Le Plan de trésorerie du mois d’octobre projette 2 076,8 milliards de francs congolais (environ 727,6 millions USD) de recettes face à 2 178,6 milliards de dépenses, soit un léger écart à combler. Au 9 octobre 2025, la Banque centrale du Congo (BCC) comptabilise 732,5 milliards CDF de recettes effectives, l’équivalent de 35 % de l’objectif mensuel.
Recettes en retrait, dépenses plus rapides : où en est l’exécution ?
Le rythme d’exécution budgétaire s’avère plus soutenu côté sorties : 1 521,3 milliards CDF déjà décaissés à la même date. La mobilisation intérieure atteint 332,3 milliards CDF pour les régies financières. Dans ce total, la Direction générale des impôts a collecté 96,5 milliards CDF, la Direction générale des douanes et accises 140,5 milliards CDF et la DGRAD 95,2 milliards CDF. Ces encaissements traduisent une montée en puissance de la fiscalité et des droits, avec un apport douanier légèrement supérieur aux autres canaux.

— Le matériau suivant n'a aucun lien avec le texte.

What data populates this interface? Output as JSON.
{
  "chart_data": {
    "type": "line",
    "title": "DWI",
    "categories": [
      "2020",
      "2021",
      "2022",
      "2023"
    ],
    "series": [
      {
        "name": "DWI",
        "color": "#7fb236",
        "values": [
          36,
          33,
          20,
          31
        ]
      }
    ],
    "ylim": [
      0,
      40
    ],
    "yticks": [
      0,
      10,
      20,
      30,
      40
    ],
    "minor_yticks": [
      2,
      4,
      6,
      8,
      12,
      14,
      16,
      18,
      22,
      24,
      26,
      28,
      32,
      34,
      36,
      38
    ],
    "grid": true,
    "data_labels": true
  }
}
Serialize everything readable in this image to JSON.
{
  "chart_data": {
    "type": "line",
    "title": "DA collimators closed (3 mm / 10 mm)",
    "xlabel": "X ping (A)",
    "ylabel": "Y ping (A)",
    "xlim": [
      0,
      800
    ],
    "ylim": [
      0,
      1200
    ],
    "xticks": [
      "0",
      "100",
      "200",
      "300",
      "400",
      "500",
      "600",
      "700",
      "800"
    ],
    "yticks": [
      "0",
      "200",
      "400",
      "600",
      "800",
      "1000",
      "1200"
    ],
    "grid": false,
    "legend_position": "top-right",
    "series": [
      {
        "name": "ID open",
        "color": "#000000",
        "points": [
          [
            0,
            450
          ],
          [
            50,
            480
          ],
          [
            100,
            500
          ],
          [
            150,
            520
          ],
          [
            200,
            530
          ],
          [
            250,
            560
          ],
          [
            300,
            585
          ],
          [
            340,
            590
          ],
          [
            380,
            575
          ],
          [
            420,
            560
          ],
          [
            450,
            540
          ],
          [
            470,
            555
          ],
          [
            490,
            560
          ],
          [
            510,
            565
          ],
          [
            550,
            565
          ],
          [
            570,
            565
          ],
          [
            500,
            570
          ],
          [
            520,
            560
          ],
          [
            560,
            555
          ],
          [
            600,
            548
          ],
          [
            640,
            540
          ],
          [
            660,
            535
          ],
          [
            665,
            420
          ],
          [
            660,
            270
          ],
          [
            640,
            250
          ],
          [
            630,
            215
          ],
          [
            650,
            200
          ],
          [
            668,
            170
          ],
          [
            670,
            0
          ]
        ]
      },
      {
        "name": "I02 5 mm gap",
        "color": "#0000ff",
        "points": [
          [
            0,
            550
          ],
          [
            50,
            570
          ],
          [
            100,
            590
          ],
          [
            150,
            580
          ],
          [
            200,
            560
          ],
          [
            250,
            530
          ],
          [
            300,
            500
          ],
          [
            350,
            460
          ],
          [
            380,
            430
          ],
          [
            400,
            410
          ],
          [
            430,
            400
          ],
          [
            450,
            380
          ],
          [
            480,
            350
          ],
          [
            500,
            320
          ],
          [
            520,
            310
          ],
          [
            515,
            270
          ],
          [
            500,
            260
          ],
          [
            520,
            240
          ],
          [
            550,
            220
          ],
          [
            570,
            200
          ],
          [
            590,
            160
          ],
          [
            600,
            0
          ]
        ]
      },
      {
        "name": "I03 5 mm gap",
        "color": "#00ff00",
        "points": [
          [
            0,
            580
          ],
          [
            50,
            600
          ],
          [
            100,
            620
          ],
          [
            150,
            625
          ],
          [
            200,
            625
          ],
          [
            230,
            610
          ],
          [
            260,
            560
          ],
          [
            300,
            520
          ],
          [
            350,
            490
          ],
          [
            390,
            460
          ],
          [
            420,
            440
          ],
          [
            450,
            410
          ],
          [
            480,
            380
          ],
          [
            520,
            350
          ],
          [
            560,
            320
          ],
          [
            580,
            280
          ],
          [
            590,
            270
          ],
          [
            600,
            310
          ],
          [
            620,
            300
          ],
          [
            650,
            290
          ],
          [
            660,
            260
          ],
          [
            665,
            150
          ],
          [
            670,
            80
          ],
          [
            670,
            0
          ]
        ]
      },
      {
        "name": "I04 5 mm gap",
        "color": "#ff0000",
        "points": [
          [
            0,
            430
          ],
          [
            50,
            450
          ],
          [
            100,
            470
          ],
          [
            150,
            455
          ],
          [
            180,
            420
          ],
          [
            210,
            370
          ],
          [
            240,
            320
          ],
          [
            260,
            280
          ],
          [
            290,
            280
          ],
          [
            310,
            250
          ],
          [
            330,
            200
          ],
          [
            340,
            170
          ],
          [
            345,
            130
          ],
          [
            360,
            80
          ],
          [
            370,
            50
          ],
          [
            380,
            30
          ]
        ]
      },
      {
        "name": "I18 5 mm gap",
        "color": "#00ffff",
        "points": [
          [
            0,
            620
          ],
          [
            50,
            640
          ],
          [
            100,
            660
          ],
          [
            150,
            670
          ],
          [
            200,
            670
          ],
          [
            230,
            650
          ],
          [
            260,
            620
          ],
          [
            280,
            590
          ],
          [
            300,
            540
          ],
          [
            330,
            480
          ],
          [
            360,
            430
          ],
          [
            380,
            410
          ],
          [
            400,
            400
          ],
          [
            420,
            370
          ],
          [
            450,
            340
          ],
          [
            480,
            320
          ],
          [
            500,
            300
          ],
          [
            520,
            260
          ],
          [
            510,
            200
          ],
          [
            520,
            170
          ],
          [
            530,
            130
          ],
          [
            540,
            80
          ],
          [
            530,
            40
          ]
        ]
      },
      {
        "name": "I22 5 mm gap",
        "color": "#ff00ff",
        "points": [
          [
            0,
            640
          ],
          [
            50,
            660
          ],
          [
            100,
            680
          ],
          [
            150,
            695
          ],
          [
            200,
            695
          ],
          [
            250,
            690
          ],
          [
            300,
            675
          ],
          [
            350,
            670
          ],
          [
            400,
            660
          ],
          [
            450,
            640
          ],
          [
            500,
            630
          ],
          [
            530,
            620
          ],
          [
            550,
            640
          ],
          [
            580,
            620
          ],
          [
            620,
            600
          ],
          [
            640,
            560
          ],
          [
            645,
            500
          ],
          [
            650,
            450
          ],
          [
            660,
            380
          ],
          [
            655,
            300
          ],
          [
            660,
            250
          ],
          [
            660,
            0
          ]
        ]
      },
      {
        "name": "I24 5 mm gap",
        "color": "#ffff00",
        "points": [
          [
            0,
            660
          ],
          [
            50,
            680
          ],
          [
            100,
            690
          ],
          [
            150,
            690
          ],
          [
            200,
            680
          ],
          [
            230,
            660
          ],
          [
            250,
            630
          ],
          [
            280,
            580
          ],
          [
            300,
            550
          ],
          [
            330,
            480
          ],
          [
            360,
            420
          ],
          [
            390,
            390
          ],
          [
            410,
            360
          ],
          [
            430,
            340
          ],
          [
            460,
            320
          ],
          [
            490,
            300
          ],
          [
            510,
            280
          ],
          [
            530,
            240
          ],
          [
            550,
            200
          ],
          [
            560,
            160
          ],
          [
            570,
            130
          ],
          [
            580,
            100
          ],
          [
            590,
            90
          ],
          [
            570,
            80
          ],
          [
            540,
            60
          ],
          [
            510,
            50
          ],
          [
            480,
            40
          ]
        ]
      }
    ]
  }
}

Les dépenses se concentrent sur la rémunération des agents et fonctionnaires, le fonctionnement des institutions et ministères, les rétrocessions aux régies financières ainsi que le service de la dette publique. Cette composition reflète une priorité donnée aux charges récurrentes et aux obligations financières de l’État tout en assurant la continuité administrative.
La trajectoire de fin de mois dépendra du relais des recettes fiscales et parafiscales. Pour respecter la cible de 2 076,8 milliards CDF et contenir l’écart avec les dépenses prévues à 2 178,6 milliards CDF, l’accélération de la collecte au cours des prochaines semaines sera déterminante pour l’équilibre budgétaire et la stabilité macroéconomique.